Dès 2018, la liste noire du système de notation sociale chinois s'élargissait et impliquait plusieurs domaines. Alors que le système était prévu pour être pleinement opérationnel jusqu'en 2020, des millions de ressortissants chinois ont été empêchés de réserver des vols ou des trains depuis que ce système controversé a commencé à être testé dans certaines villes du pays. « Cela permettra aux personnes de confiance de circuler librement sous le ciel tout en entravant les personnes qui ne sont pas dignes de confiance dans leurs déplacements », expliquait le Parti communiste chinois. L’un des mauvais comportements pouvant faire baisser la note du crédit social des individus, c’est celui de passer d’un emploi à l’autre trop fréquemment. Des citoyens répertoriés pour ce comportement se voient infliger des sanctions.

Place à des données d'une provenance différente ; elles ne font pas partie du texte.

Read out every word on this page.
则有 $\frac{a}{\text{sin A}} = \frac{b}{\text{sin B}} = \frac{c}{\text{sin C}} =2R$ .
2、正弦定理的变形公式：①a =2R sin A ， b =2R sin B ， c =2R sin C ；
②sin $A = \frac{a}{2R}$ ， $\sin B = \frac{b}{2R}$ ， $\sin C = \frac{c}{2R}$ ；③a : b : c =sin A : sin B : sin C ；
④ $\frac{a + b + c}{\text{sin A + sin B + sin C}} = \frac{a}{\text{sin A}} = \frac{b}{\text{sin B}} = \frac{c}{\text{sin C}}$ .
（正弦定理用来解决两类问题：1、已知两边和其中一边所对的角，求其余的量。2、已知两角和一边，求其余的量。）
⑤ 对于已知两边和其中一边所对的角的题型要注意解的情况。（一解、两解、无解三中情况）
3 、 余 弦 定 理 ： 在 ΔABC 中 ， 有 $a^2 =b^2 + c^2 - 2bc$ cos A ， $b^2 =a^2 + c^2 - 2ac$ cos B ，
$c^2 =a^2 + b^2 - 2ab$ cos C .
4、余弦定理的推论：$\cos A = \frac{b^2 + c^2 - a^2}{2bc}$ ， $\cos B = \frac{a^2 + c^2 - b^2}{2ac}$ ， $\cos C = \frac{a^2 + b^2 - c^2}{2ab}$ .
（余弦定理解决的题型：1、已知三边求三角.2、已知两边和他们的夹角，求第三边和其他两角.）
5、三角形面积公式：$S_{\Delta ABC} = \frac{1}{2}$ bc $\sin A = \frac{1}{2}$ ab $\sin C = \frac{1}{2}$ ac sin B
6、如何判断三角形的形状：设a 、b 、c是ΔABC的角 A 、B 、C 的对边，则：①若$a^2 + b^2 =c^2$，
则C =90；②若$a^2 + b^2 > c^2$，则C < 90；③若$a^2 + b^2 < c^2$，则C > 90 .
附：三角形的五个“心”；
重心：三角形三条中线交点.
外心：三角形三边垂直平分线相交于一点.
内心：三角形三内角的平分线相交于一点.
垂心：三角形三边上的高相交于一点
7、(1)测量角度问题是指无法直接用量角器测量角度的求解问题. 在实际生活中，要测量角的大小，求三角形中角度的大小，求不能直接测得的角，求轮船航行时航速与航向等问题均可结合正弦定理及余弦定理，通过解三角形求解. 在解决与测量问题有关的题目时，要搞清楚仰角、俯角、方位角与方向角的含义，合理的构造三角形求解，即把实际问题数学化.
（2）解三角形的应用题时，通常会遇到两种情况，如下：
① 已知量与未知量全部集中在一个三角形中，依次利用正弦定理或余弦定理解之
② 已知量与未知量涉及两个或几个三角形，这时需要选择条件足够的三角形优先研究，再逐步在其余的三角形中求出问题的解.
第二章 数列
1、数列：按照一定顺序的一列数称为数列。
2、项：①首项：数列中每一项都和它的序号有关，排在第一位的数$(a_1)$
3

L’UE veut éviter cela aux citoyens européens en interdisant les systèmes d'intelligence artificielle utilisés pour la surveillance de masse ou le classement des comportements sociaux. Les mesures à venir font partie de la législation qui doit être proposée par la Commission européenne, l'organe exécutif de l'Union européenne, selon un document de projet de nouvelles règles. Les nouvelles règles pourraient être dévoilées dès la semaine prochaine, et d’ici là, la Commission pourrait changer certains détails.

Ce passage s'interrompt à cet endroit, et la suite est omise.